Carter, of Chicago’s Black Wall Street, visited Tulsa in 2011 and noted the historical monuments, but he’s skeptical of commercial development, especially post-COVID. “Is there a future? The only ethnic communities that are pretty strong on the South Side of Chicago are 26th Street/Little Village and Chinatown,” he said.
The Oklahoma Economist blog took a nuanced view of commercial development at the massacre’s centennial. “While the Black Wall Street of the past cannot be recreated as it was and the current economic challenges of the Greenwood area are clear, many local Tulsans are working to rekindle the entrepreneurial spirit and economic vibrancy of Black Wall Street.” Just three of many organizations are Black Tech Street, Tulsa Economic Development Corp. and the Black Wall Street Chamber of Commerce. And John Hope Franklin Reconciliation Park was dedicated in 2018, in honor of the University of Chicago professor who defined African American history.

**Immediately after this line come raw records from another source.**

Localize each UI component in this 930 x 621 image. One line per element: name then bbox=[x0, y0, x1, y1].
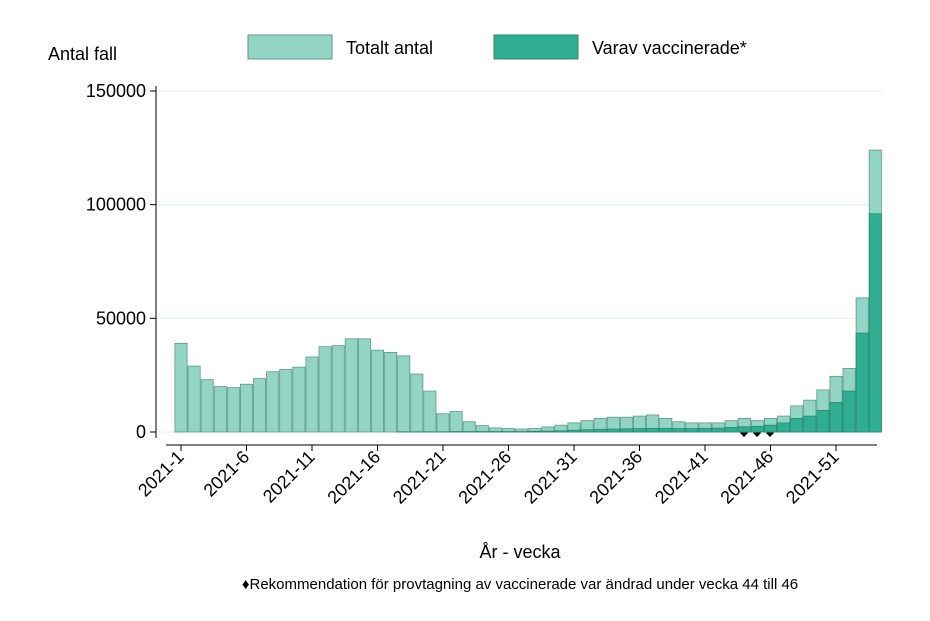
y-tick-label: 50000 bbox=[96, 308, 146, 328]
x-tick-label: 2021-36 bbox=[585, 447, 646, 508]
bar bbox=[437, 414, 449, 432]
bar bbox=[371, 350, 383, 432]
bar bbox=[411, 374, 423, 432]
bar bbox=[778, 423, 790, 432]
bar bbox=[725, 427, 737, 432]
bar bbox=[529, 431, 541, 432]
bar bbox=[358, 339, 370, 432]
legend-swatch bbox=[248, 35, 332, 59]
bar bbox=[201, 380, 213, 432]
bar bbox=[555, 431, 567, 432]
x-tick-label: 2021-26 bbox=[454, 447, 515, 508]
bar bbox=[240, 384, 252, 432]
footnote: ♦Rekommendation för provtagning av vacci… bbox=[242, 576, 798, 593]
bar bbox=[673, 429, 685, 432]
bar bbox=[817, 410, 829, 432]
bar bbox=[175, 343, 187, 432]
x-axis-label: År - vecka bbox=[479, 542, 561, 562]
y-tick-label: 0 bbox=[136, 422, 146, 442]
x-tick-label: 2021-51 bbox=[782, 447, 843, 508]
bar bbox=[280, 369, 292, 432]
x-tick-label: 2021-16 bbox=[323, 447, 384, 508]
bar bbox=[385, 352, 397, 432]
bar bbox=[450, 412, 462, 432]
bar bbox=[647, 428, 659, 432]
y-axis-label: Antal fall bbox=[48, 44, 117, 64]
bar bbox=[791, 418, 803, 432]
x-tick-label: 2021-6 bbox=[200, 447, 254, 501]
bar bbox=[306, 357, 318, 432]
x-tick-label: 2021-1 bbox=[134, 447, 188, 501]
bar bbox=[843, 391, 855, 432]
y-tick-label: 150000 bbox=[86, 81, 146, 101]
bar bbox=[463, 422, 475, 432]
y-tick-label: 100000 bbox=[86, 195, 146, 215]
bar bbox=[869, 214, 881, 432]
bar bbox=[594, 429, 606, 432]
bar bbox=[267, 372, 279, 432]
bar bbox=[712, 428, 724, 432]
legend-label: Varav vaccinerade* bbox=[592, 38, 747, 58]
bar bbox=[293, 367, 305, 432]
bar bbox=[686, 429, 698, 432]
bar bbox=[254, 379, 266, 432]
bar bbox=[476, 426, 488, 432]
bar bbox=[345, 339, 357, 432]
bar bbox=[699, 428, 711, 432]
bar bbox=[764, 425, 776, 432]
bar bbox=[660, 428, 672, 432]
bar bbox=[319, 347, 331, 432]
bar bbox=[188, 366, 200, 432]
bar bbox=[751, 426, 763, 432]
bar bbox=[804, 416, 816, 432]
bar bbox=[830, 402, 842, 432]
x-tick-label: 2021-41 bbox=[651, 447, 712, 508]
legend-label: Totalt antal bbox=[346, 38, 433, 58]
bar bbox=[568, 430, 580, 432]
bar bbox=[332, 346, 344, 432]
x-tick-label: 2021-46 bbox=[716, 447, 777, 508]
bar bbox=[214, 387, 226, 432]
x-tick-label: 2021-11 bbox=[259, 447, 319, 507]
x-tick-label: 2021-31 bbox=[520, 447, 581, 508]
bar bbox=[542, 431, 554, 432]
legend-swatch bbox=[494, 35, 578, 59]
bar bbox=[856, 333, 868, 432]
bar bbox=[633, 429, 645, 432]
bar bbox=[227, 388, 239, 432]
bar bbox=[581, 430, 593, 432]
bar bbox=[738, 427, 750, 432]
bar bbox=[424, 391, 436, 432]
bar bbox=[398, 356, 410, 432]
bar bbox=[607, 429, 619, 432]
legend: Totalt antal Varav vaccinerade* bbox=[248, 35, 747, 59]
bar bbox=[620, 429, 632, 432]
x-tick-label: 2021-21 bbox=[389, 447, 450, 508]
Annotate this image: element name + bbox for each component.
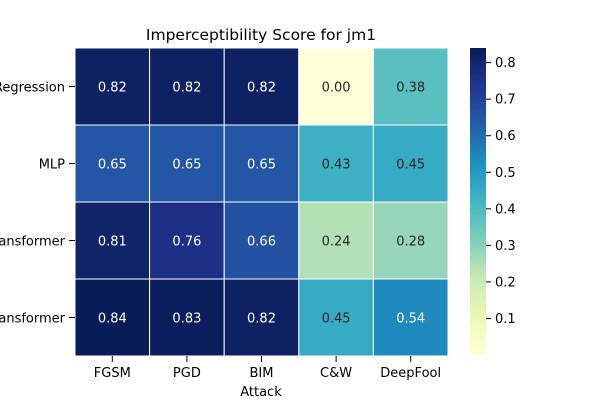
heatmap-cell (74, 124, 151, 203)
cell-value-label: 0.81 (98, 235, 127, 250)
colorbar-tick-label: 0.4 (495, 202, 516, 217)
cell-value-label: 0.45 (396, 158, 425, 173)
heatmap-cell (298, 278, 374, 357)
colorbar (470, 48, 486, 355)
column-label: BIM (250, 366, 274, 381)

The group is also working on a school curriculum that is both archaeologist- and descendant-led, Odewale said, and she is hoping to reconnect families through the Greenwood Diaspora Project. There were perhaps two descendants who identified themselves publicly at her Auditorium Theatre presentation.
“Mapping Historical Trauma in Tulsa from 19212021,” launched by Odewale and another native Tulsan, Dr. Peter Van Valkenburgh of Brown University, will connect the past and present through a Web GIS portal, embedded with historical maps, photos, census data, and more, that show the shifting shape of Greenwood. Primary data from all over the nation will be available to anyone with internet, she wrote in the Society of Black Archaelogists newsletter in 2020, “which places the tools of analysis primarily in the hands of community members, descendants, students and educators.”
Users will be able to click on the former location of the 54-room Stradford Hotel, for example, and interact with all the maps and photos related to it.
Odewale herself knows the location of an ancestor’s grocery store in 1921, and she has survivor accounts of potential mass grave sites.
“We will keep searching until we bring them all home,” she said at her Chicago presentation.